Shorthand Collection

Shorthand Collection

The Shorthand Collection was inspired by Mariko’s paternal grandmother, Roma Joleen Marshall Busch. Joleen was raised in the very small town of Alice, Texas where she excelled in shorthand in school. At that time, shorthand symbols were practiced and memorized, allowing for rapid handwritten notation that could later be transcribed in full. Following WWII, and upon graduating high school, Joleen left Texas for California where she put her shorthand skills to use while working for a motor company in Los Angeles. Not long after her arrival,  the dictaphone began to replace the need for live dictation and shorthand fell out of use. 
 
One day in 2019, when Mariko was visiting Joleen in her assisted living community, Joleen casually handed her a copy of the Miniature Gregg Shorthand Dictionary (pictured below) that she carried with her in the 1940s. Joleen was in the process of parting with some of her possessions and asked Mariko if she wanted it. The beautiful, ancient looking symbols that were so commonplace and utilitarian for Joleen, were absolutely mesmerizing to us. How could these incredibly beautiful symbols have essentially disappeared from use within a lifetime? What was just another skill women of Joleen’s generation had to learn in order to succeed in 1940s America, was a true art form to us and much too special to let go of completely. Thus, the Shorthand Collection was born. 
 
The original pendant created for the Shorthand Collection is a hand carved design, what we now call our Tablet Necklace. The idea was to create something that looked like it had been discovered half buried in the sand of the past, similar to the practice of shorthand itself. After carving the first pendant in wax and casting it in gold, we decided on a sandblast finish, further referencing the worn-with-time element. We both looked through Joleen’s original miniature Gregg Shorthand Dictionary and settled upon two words that felt true to the sentiment of this collection. We made our samples using these two symbols, engraved by hand in downtown L.A. by a talented artist we have worked with since EMBLM’s inception.

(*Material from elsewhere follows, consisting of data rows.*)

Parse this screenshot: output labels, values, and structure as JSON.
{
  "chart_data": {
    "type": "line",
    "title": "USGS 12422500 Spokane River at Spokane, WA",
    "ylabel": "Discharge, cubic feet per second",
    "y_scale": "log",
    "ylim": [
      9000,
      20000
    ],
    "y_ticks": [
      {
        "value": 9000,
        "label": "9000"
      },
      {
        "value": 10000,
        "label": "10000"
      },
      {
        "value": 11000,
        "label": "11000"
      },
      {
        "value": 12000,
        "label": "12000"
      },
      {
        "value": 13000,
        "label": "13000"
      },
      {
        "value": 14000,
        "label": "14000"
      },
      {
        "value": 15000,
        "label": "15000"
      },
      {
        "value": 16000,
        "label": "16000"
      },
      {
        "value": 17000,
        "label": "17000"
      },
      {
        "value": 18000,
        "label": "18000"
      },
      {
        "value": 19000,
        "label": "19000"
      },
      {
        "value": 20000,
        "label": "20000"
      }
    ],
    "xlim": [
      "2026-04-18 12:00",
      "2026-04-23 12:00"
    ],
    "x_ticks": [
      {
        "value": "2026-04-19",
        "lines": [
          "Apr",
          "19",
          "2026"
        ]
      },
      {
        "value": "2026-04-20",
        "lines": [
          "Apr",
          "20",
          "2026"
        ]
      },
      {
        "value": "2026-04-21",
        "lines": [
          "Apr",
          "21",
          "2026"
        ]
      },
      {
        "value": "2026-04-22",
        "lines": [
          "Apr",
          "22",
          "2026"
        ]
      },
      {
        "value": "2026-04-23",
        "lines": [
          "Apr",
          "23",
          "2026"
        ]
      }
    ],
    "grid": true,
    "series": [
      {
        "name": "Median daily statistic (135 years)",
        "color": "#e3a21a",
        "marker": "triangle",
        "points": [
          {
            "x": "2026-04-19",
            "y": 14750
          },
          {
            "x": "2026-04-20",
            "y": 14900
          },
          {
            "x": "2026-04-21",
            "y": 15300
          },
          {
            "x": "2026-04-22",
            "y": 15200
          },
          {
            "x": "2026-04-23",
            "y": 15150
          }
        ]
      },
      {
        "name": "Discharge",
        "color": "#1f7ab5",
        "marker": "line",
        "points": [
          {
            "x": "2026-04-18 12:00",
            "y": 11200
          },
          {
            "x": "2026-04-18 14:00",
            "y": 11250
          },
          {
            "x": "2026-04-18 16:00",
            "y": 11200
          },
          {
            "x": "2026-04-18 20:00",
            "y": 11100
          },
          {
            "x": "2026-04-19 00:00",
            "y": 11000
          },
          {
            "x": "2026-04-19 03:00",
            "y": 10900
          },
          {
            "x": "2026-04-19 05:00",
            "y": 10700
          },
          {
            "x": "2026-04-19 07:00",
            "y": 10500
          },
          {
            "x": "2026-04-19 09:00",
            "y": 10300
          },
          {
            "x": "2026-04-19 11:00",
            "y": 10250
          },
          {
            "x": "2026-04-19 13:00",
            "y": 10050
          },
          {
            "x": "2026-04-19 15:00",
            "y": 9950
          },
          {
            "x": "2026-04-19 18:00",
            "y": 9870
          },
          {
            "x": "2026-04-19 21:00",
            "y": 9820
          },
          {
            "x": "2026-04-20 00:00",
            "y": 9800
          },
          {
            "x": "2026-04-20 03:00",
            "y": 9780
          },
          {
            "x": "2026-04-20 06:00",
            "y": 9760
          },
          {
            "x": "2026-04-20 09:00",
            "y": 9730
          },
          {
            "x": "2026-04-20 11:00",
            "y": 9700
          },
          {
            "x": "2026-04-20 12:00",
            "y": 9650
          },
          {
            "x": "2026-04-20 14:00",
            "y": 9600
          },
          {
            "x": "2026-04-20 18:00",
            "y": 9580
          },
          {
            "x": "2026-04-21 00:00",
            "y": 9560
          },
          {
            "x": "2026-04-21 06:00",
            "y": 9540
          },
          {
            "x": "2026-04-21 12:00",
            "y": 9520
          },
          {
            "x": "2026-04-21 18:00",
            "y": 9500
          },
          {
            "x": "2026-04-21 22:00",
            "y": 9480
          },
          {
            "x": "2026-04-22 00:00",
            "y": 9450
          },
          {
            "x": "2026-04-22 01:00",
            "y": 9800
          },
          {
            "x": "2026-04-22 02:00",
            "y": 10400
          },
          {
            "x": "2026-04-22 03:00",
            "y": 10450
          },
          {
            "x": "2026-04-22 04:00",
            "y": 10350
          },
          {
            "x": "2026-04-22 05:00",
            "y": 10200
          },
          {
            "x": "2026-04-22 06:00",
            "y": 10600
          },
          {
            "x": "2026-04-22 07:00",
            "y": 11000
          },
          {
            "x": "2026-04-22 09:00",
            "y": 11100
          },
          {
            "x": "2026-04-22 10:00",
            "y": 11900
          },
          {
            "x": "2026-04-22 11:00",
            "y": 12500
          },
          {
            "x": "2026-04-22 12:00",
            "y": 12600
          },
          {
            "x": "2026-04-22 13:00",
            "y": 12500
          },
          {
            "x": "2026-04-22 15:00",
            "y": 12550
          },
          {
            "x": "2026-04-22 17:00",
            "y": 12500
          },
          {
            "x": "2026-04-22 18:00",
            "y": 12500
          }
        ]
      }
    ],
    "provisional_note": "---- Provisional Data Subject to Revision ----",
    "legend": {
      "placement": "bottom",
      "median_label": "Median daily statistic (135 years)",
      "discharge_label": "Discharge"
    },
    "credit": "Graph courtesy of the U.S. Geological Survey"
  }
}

“Love” – a universal emotion that was also personally reflected in Mariko’s connection to her grandmother. 
“Ablaze” – a word that conjures up images of a Phoenix rising from the ashes, breaking down old barriers to reveal a new possibility, something women and marginalized members of society have continued to do with every generation. 
 
Our Custom Tablet Necklace can be customized with the shorthand symbol of your choice, limited only by the availability of words symbolized during shorthand’s common use. 
 
We have also expanded the Shorthand Collection to include our Initial Necklace, a circular pendant with a high polished finish, evocative of an ancient coin that has been smoothed with use. During the social uprisings of 2020, we felt it imperative to make an artistic statement and engraved our Initial Necklace with the shorthand symbol for “Justice.” All profits from sales of the Justice Necklace are donated to the ACLU, a non-profit organization dedicated to defending the freedoms and civil liberties of all Americans
 
In an era where everything is moving at warp speed, and content is being produced at an exponential rate, it’s important to ground ourselves in the history that has inspired some of our designs. By honoring the women who came before us, who excelled in the positions available to them while forging new paths and taking risks in order to create new spaces for themselves in society, we pay respect to them for paving the way.